Tottenham Hotspur could savour their spirit and enjoy a role reversal that highlighted their resourcefulness.
A side that lost a lead against Juventus on Tuesday staged a stunning comeback to seize victory against Bournemouth and restore their five-point advantage over Chelsea in the scramble for top-four finishes.
If Giorgio Chiellini felt Spurs lacked mental toughness when they succumbed to the Italian champions, they certainly displayed it in Dorset.
And yet what ought to be an uplifting occasion could yet come at a cost. Expelled from the Uefa Champions League on Tuesday, their participation in next season’s competition felt cast into doubt. While their supporting cast excelled, the usual protagonist made an abrupt departure.
Harry Kane exited, perhaps until the latter half of April. The initial verdict was that the striker suffered possible ankle ligament damage; one such injury sidelined him for almost four weeks last season, another for seven.
Typically, Kane was hurt putting the ball in the back of the net, even his goal was chalked off when he met Christian Eriksen’s lovely pass and Asmir Begovic caught him. Quite apart from the potential suffering for his team, this may end his chances of winning the Golden Boot for a third successive season.
If Tottenham feared the worst, it is to their credit they showed no signs of feeling sorry for themselves. They were trailing when Kane was substituted and levelled a minute later. It was quite a response to adversity and a fine way of illustrating they are far from a one-man team. They lost their talisman and others assumed his mantle.

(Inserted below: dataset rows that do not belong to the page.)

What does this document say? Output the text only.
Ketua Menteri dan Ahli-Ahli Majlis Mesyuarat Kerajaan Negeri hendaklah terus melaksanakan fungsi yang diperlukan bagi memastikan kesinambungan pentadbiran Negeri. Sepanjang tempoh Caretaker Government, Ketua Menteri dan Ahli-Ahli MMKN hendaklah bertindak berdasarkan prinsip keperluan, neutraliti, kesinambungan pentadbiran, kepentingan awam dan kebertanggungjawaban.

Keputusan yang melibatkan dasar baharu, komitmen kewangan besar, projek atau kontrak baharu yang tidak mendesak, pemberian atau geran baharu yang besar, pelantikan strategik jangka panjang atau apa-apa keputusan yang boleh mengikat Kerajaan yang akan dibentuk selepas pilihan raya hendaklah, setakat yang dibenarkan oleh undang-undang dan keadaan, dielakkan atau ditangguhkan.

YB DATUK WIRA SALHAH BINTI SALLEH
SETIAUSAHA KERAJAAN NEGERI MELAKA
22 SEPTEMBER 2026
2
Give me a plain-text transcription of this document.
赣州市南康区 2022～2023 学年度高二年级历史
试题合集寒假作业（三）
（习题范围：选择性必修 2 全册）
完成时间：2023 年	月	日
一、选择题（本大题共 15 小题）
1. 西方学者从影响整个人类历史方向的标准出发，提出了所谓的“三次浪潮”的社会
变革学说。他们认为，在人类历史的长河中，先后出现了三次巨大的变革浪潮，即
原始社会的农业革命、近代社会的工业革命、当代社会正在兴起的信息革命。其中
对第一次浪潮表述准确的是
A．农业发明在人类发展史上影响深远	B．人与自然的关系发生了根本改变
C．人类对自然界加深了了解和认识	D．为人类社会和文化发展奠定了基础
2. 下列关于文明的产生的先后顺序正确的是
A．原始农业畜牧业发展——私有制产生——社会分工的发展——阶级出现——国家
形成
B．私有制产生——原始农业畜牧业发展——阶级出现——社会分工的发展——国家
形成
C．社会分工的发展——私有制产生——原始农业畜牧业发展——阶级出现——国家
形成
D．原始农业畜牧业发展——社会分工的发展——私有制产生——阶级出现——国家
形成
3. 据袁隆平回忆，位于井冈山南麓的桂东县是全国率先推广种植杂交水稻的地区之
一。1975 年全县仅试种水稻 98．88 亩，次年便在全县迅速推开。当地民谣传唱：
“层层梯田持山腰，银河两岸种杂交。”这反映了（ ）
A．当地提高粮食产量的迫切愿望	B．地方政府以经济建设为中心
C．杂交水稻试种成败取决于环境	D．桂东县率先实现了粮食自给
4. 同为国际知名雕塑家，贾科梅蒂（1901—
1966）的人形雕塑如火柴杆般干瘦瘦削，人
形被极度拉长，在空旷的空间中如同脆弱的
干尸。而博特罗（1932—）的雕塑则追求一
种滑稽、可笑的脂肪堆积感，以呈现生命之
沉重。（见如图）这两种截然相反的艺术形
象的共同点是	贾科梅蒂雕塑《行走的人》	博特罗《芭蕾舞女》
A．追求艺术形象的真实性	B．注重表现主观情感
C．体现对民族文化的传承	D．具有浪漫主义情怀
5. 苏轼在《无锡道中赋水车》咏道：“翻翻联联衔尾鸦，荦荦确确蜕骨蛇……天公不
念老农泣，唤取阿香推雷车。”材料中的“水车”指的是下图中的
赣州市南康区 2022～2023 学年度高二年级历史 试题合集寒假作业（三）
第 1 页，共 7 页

Dele Alli ended his longest goal drought, a 15-game barren spell, by converting Serge Aurier’s cross. Heung-Min Son offered further proof of his ability to compensate when Kane is absent, brace taking his tally to seven goals in four games.
The rejuvenated Alli picked out the South Korean to put Spurs ahead. He was fractionally offside and scuffed his shot and then sprinted on to Eriksen’s pass to stroll around Begovic and score the third.
Tellingly, Mauricio Pochettino had moved Son into the striking role when Kane went off. Rather than bringing on the specialist striker Fernando Llorente, he opted for the winger Erik Lamela, who was influential.
Eriksen also flourished, twice testing Begovic with shots from distance. The attacking, enterprising football offered reminders of much of what is admirable in Pochettino’s side. They were rewarded with a fourth goal from Aurier when Begovic spilled Kieran Trippier’s cross.
It was arguably all the more impressive after Spurs started shambolically. They were caught on the counter-attack in the fourth minute, with Davinson Sanchez left isolated against two attackers. Lys Mousset committed the defender and squared the ball unselfishly. Junior Stanislas chipped the advancing Hugo Lloris, but saw his shot bounce back off the bar.
Defensive disorganisation cost Tottenham three minutes later when Stanislas’ finish was altogether more accurate. He angled in a shot after Adam Smith’s deep cross reached him, with Aurier lured infield.
Bournemouth’s later threat came in the unlikely shape of Simon Francis, who has never scored a Premier League goal and, more predictably, Callum Wilson, who had an equaliser chalked off.
They have never beaten Spurs in the top flight and their habit of losing leads continued. So Tottenham maintained the division’s only unbeaten record in 2018. But, with Danny Rose and Alli also hobbling off, perhaps the damage will only become clear later.